– Рирро, рирро, Эуа! – и всё стихло. В фонтане больше никого не было. Дождь стучал по асфальту и мутными потоками бежал вниз по улице. В небе кружились тучи.
Когда Эва открыла глаза, рядом не было ни каменных домов, ни фонтана. Вместо горячего асфальта под ногами влажно хлюпал мох. Наверху сходились, закрывая небо, могучие ветви деревьев-гигантов, сплошь перевитые лианами. Пахло сыростью, прелым листом. Отовсюду доносился гомон птиц, изредка прерываемый воплями обезьян. Зеленоватые лучи солнца тут и там пронизывали сплетения листьев и ветвей, играя на каплях испарений и туманясь во влажном воздухе. Огромный тукан сел на узловатую ветку в двух шагах от Эвы и, балансируя клювом, с любопытством уставился на девушку. Рядом протопал с чрезвычайно озабоченным видом рыжий муравьед, и Эва поспешно убрала руку. Муравьед, неприязненно скользнув по ней похожими на чёрные бусины глазами, скрылся в зарослях папоротников. Где-то рядом слышался шум воды, в котором Эве почудился негромкий смех. Улыбнувшись, она смахнула с лица липкую паутинку (сердитый красный паук резво убежал в листву), встала (ноги по щиколотку утонули в буроватом мхе) и позвала:
– Ошун!
– Иди ко мне! – весело раздалось в ответ.
Ошун ждала её, сидя на поваленном стволе дерева возле воды. Это был небольшой ручей, бегущий между мшистыми камнями. По берегам его бродили, забавно кивая, маленькие белые птицы. Ручей образовался из небольшого водопада, падающего в каменистую чашу. Луч солнца, прорываясь сквозь листву, время от времени заставлял воду искриться и играть над зеленью короткими радугами. И на душе у Эвы стало легко и спокойно.
– Люблю это место, – промурлыкала Ошун, выскальзывая из платья, под которым у неё, как обычно, не было белья. – Приглашаю тебя сюда. Приходи, когда захочешь. Это моё царство. Знаешь, в Африке есть целая река – Ошун… Ошун – это любовь… Я родилась там давным-давно, когда камни были молодыми…

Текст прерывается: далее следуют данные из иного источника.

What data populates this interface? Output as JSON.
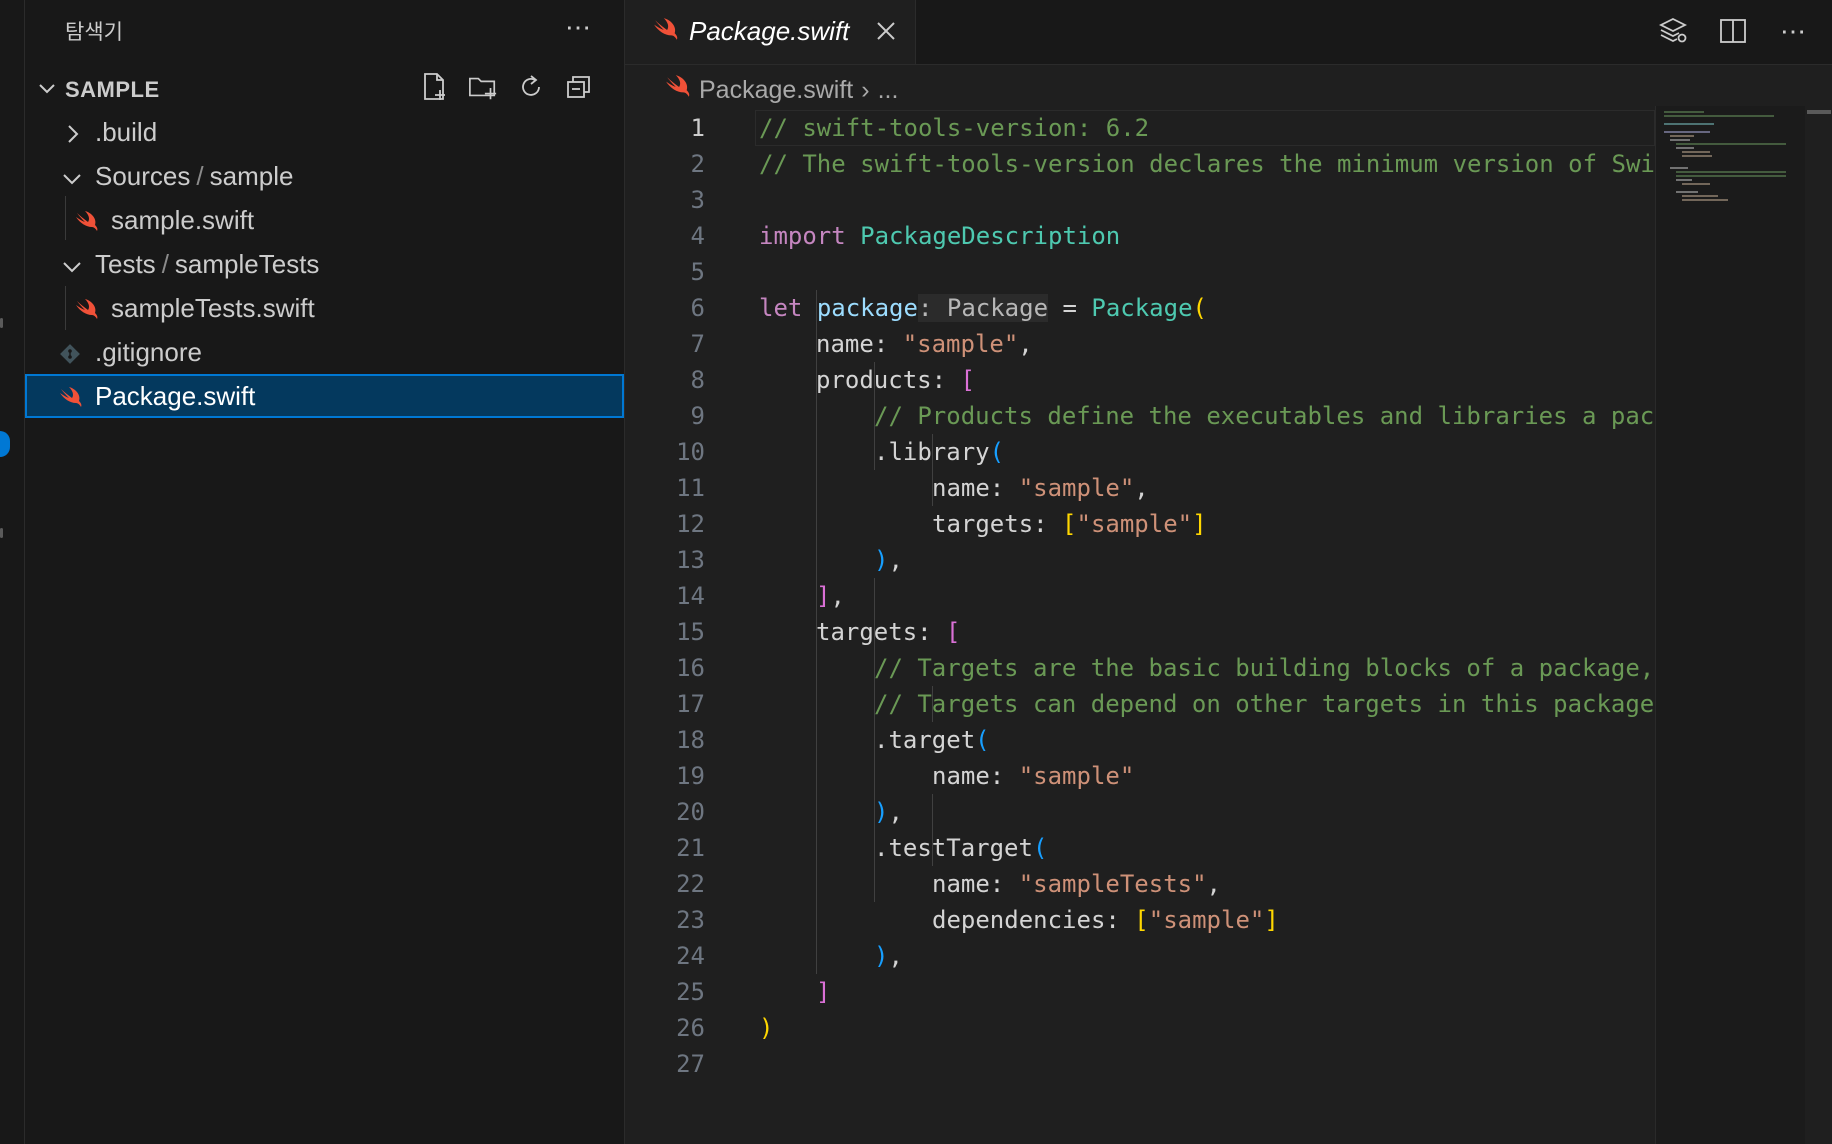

– А в России есть целая река под названием Амур[35], – задумчиво процитировала Эва. Но подруга уже не слышала её: она ловко прыгала с камня на камень, приближаясь к водопаду. Птицы разлетались со звонким щебетом из-под её ног. В панике лезли на мокрые камни разноцветные, похожие на эмалевые броши лягушки. Нехотя поднимались в воздух огромные бабочки. Что-то громко плеснуло в ручье и ушло на глубину.

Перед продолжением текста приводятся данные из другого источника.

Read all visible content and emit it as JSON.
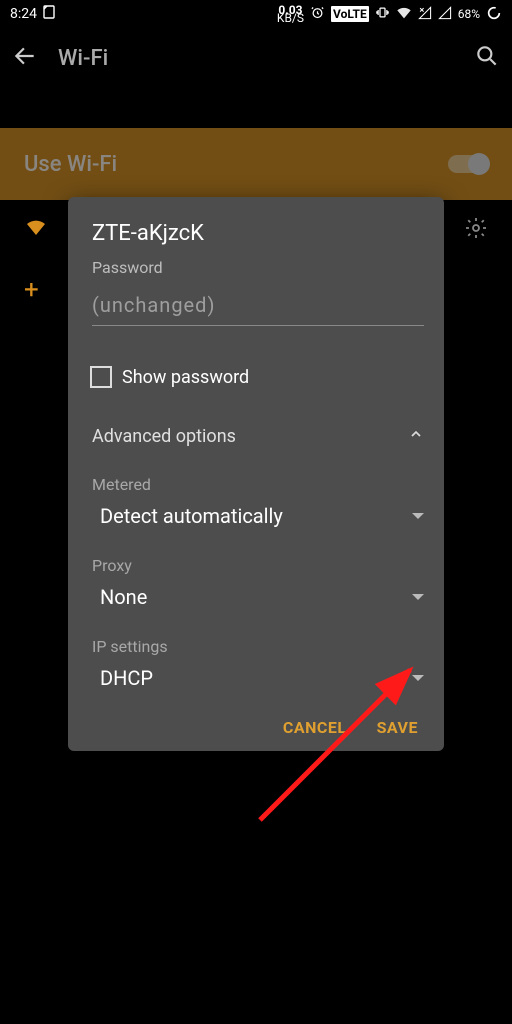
{
  "status": {
    "time": "8:24",
    "data_rate_top": "0.03",
    "data_rate_bottom": "KB/S",
    "volte": "VoLTE",
    "battery": "68%"
  },
  "header": {
    "title": "Wi-Fi"
  },
  "banner": {
    "use_wifi_label": "Use Wi-Fi"
  },
  "dialog": {
    "ssid": "ZTE-aKjzcK",
    "password_label": "Password",
    "password_placeholder": "(unchanged)",
    "show_password_label": "Show password",
    "advanced_label": "Advanced options",
    "metered": {
      "label": "Metered",
      "value": "Detect automatically"
    },
    "proxy": {
      "label": "Proxy",
      "value": "None"
    },
    "ip": {
      "label": "IP settings",
      "value": "DHCP"
    },
    "cancel": "CANCEL",
    "save": "SAVE"
  }
}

Эва не пошла за подругой и сидела на наклоненном стволе добрых полчаса, глядя на то, как Ошун плещется под водопадом, рассыпая вокруг себя снопы искр и радужных капель. На это зрелище можно было смотреть бесконечно, и Эва знала: любой мужчина в Бразилии отдал бы полжизни (а то и всю!), чтобы хоть раз увидеть, как купается в водопаде ориша Ошун. И Эва уже видела, какой будет её следующая картина: полная золотисто-голубого света, свежей зелени, птичьего писка и криков жаб, тихого плеска воды и бормотания камней. И от этой эбеново-чёрной, блестящей кожи, волос, похожих на испанский мох, неповторимых изгибов стройного тела, переплетённых рук, сияющей улыбки застынет в благоговении каждый… И пусть Даниэл сколько угодно говорит, что это дешёвый китч!
– Эвинья, очнись! Куда ты опять «ушла»?!
Вздрогнув, Эва увидела, что Ошун уже сидит рядом с ней, болтая ногой в воде, и широко улыбается, а на плече у неё сидит большая синяя бабочка.
– Ух, как ты на Марэ похожа, когда вот так… – Ошун изобразила застывший взгляд и загадочную улыбку. – Не пойдёшь купаться?
– Я и так уже вся мокрая, – Эва внимательно посмотрела на подругу. – Так что же всё-таки случилось?